I started this post with the title, and already I can see where I might get myself in trouble. First off, I’m not suicidal. I chose that title for a reason. Bear with me, it will all make sense later; I promise.
It’s been about three months between releases and though that’s not awfully long, I don’t write opuses, so there’s no reason I shouldn’t have new content out. I feel like I owe an explanation for the delay, so here it goes… I’m quitting life (there’s that title again). Not life in general, but the life I have lived since turning eighteen.
I use to have a very 1950’s view on the American dream. By the time I graduated high school, I worked four different jobs. That’s no exaggeration, though I’ll admit it didn’t last long. A weekly sleep allowance of thirty-five hours wasn’t working for me. After about a month of this routine, I had to drop two of the jobs, but I made enough money during that time to buy an engagement ring for my high school sweetheart. About seven months later, we were married. The wedding and honeymoon were mostly paid for by myself and new wife, so it wasn’t extravagant.
Within another six months, I was still working two jobs, but I switched out a minimum wage job for a sales job making about 40K a year. The new job allowed us to purchase our very first home. And there we had it… the American dream; all within one year of graduating high school. Most of our friends were just now deciding if they wanted to go to college, and here we had already achieved what takes others a decade. And we did it with little to no help.
It didn’t last long though. About this time, the economy crashed. My wife lost her job, forcing her to take a minimum wage job. At the same time, I lost both of my jobs as well, which put me on a cycle of working as a contractor doing whatever I could to bring food to the table. I worked a lot of odd jobs during this time; from retail, to factory work, to eventually driving a forklift. None of these paid well. We were barely scraping by before I landed a job at a call center making a decent living wage. My wife decided to go to college, and she worked full-time while going to night classes. She is now the first person in her family to graduate with a degree (proud of you pretty girl!).
Through the years, we have worked our way back to the point where we can support ourselves without fear of losing everything. We live paycheck to paycheck, but we don’t have to wonder how we’re going to pay for gas to get to work, or budget in a pair of shoes months in advance anymore. I guess you can say we got comfortable. As we grew more comfortable financially, we both grew uncomfortable in life. Neither of us like what we’re doing. To borrow from Tyler Durden, we work 9-5 jobs that we hate, for shit we don’t need. Besides the fact that we have student loans to pay for now, and are not growing financially, we want more from life. My wife dreams of traveling to new places and helping people for a living. I want to be a writer and create for a living. In short, we both want to unplug from a system we don’t believe in anymore.
Now, looking back, what I’ve told you so far sounds like a bitchfest… Believe me when I say it’s not. I am grateful for what we have and everything we have achieved. In truth, our story has been a testament to what is possible in this country even without college degrees (I’m in school now, but haven’t utilized it as of yet). But life is short. Neither of us wants to spend a majority of our lives doing shit we hate. That’s why we’re quitting life (sensing a theme yet?).

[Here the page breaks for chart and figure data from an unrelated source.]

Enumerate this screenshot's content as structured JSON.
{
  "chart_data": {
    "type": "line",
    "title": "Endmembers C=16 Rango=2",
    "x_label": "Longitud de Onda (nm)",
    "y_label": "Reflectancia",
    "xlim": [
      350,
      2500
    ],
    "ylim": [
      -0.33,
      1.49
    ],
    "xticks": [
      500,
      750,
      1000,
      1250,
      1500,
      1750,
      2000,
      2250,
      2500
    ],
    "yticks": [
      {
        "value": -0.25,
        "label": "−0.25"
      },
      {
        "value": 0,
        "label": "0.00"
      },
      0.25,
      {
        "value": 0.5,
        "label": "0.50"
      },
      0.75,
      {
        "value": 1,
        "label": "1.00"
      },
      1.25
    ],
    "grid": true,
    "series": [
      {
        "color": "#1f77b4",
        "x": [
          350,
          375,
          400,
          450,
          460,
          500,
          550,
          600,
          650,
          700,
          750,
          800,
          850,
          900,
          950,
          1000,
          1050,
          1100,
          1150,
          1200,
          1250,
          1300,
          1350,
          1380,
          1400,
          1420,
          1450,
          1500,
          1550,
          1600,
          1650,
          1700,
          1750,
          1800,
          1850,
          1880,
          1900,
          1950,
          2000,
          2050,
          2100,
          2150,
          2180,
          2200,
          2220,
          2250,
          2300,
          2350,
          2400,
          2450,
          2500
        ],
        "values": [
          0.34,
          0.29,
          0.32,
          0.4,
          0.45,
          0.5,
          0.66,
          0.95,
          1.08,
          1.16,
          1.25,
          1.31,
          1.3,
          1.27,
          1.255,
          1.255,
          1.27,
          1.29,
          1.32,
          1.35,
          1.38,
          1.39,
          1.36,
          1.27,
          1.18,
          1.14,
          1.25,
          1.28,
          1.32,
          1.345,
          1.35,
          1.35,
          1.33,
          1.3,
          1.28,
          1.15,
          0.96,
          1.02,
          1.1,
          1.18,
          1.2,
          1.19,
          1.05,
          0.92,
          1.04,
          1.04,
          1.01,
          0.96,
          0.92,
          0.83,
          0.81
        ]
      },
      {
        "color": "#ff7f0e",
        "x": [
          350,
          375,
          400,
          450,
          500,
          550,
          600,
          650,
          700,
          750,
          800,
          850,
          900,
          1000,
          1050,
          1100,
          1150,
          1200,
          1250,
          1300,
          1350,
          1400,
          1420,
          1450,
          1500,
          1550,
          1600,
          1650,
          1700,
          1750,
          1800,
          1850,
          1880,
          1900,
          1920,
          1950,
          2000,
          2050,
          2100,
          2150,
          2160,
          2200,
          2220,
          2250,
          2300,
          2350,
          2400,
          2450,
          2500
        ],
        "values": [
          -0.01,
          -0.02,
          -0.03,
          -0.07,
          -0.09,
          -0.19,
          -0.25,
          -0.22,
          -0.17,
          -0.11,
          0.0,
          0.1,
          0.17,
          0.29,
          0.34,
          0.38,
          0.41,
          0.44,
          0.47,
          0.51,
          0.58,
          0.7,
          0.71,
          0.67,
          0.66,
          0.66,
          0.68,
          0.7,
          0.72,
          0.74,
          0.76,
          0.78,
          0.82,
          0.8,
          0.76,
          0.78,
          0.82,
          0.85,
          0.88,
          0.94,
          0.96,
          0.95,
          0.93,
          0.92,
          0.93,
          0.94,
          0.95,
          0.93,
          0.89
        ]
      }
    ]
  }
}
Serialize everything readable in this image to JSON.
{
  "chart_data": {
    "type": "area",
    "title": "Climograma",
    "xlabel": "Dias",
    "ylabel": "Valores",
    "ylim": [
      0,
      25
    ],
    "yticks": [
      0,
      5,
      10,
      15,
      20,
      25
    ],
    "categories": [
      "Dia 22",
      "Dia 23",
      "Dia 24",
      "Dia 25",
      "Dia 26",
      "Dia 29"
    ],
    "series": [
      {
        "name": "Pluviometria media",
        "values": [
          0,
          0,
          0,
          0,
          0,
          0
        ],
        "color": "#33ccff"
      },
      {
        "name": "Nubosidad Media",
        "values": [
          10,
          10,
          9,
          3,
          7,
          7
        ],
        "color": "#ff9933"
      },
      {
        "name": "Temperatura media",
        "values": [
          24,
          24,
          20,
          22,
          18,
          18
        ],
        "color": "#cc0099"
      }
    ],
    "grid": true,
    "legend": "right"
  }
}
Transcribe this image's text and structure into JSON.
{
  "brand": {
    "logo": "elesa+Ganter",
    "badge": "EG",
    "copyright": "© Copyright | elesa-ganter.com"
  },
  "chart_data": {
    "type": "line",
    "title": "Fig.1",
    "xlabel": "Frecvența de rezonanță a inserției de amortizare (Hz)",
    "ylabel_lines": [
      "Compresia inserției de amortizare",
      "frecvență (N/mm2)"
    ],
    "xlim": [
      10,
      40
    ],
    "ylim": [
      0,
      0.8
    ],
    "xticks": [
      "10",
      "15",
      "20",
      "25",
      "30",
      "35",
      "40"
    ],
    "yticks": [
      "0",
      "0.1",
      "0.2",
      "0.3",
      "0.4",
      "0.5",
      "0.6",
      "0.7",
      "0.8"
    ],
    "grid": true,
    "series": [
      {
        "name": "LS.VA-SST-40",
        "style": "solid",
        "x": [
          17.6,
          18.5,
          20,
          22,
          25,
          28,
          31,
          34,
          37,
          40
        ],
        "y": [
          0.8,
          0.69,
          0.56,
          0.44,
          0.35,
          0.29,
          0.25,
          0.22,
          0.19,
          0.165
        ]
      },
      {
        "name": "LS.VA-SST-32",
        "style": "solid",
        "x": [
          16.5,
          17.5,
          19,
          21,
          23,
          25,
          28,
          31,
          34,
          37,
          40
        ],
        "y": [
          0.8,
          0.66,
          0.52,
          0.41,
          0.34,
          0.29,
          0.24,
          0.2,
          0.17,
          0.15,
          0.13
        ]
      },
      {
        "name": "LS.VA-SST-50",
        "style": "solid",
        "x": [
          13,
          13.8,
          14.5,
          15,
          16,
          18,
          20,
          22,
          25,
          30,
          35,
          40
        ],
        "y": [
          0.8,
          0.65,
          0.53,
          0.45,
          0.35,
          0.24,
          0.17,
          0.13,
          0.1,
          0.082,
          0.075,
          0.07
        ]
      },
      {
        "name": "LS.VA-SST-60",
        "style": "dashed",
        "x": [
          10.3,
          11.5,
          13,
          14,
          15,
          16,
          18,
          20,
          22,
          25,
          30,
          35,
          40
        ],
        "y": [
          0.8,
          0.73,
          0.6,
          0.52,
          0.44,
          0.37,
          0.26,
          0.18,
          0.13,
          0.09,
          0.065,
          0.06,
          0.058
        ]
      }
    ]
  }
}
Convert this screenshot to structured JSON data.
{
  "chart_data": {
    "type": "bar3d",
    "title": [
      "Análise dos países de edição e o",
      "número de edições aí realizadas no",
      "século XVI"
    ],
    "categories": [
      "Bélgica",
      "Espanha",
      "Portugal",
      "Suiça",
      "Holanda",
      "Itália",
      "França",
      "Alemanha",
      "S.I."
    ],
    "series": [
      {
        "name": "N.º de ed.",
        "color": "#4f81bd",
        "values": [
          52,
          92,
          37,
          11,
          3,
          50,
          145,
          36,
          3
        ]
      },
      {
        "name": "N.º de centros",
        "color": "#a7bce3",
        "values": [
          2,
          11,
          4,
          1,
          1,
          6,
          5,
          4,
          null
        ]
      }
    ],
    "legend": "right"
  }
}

One day we got together and brainstormed ideas to get what we both want out of life. We both agreed, that the quickest solution was to get out of our mortgage. After the market crashed, we instantly owed more than our house was worth. Now that the economy has recovered, we can actually make a small profit. Which brings me all the way back to why I don’t have a new release this month. We just, within the past two weeks, closed on our house. We didn’t even put the house on the market and yet we had it sold within three months of coming to the conclusion we needed a change. We made a small profit and used it to pay down a lot of our debt. Now, we’re saving and working towards our dreams. Within a year, we plan to completely unplug from the 9-5 system and become self-sufficient.
Both my wife and I still kept our day jobs. I’m also still in school, so I’m not completely free of responsibilities to focus on writing, but it’s a step in the right direction. I’ll admit the change so far has been scary… but also exciting. I can’t wait to see what we’re able to achieve in this next year.
Now that that’s all out there… Quitting life. I actually got that title from a friend. When my wife and I told him our plans, he was very supportive. In fact, we wouldn’t have been able to move in time if it wasn’t for his help (thanks, Zack!). When he explained what we were doing to others, he explained it as we were “quitting life”. It became an inside joke between the three of us, and so I found it appropriate to use the title.
As far as content is concerned, don’t worry. I’ll have a new release in September. Those of you on the list will get a heads up on the release date and it will be free for that first couple of days. Now, that I’m settling into a rhythm, I’ll have more content on a regular basis.
Until then, cheers and happy reading!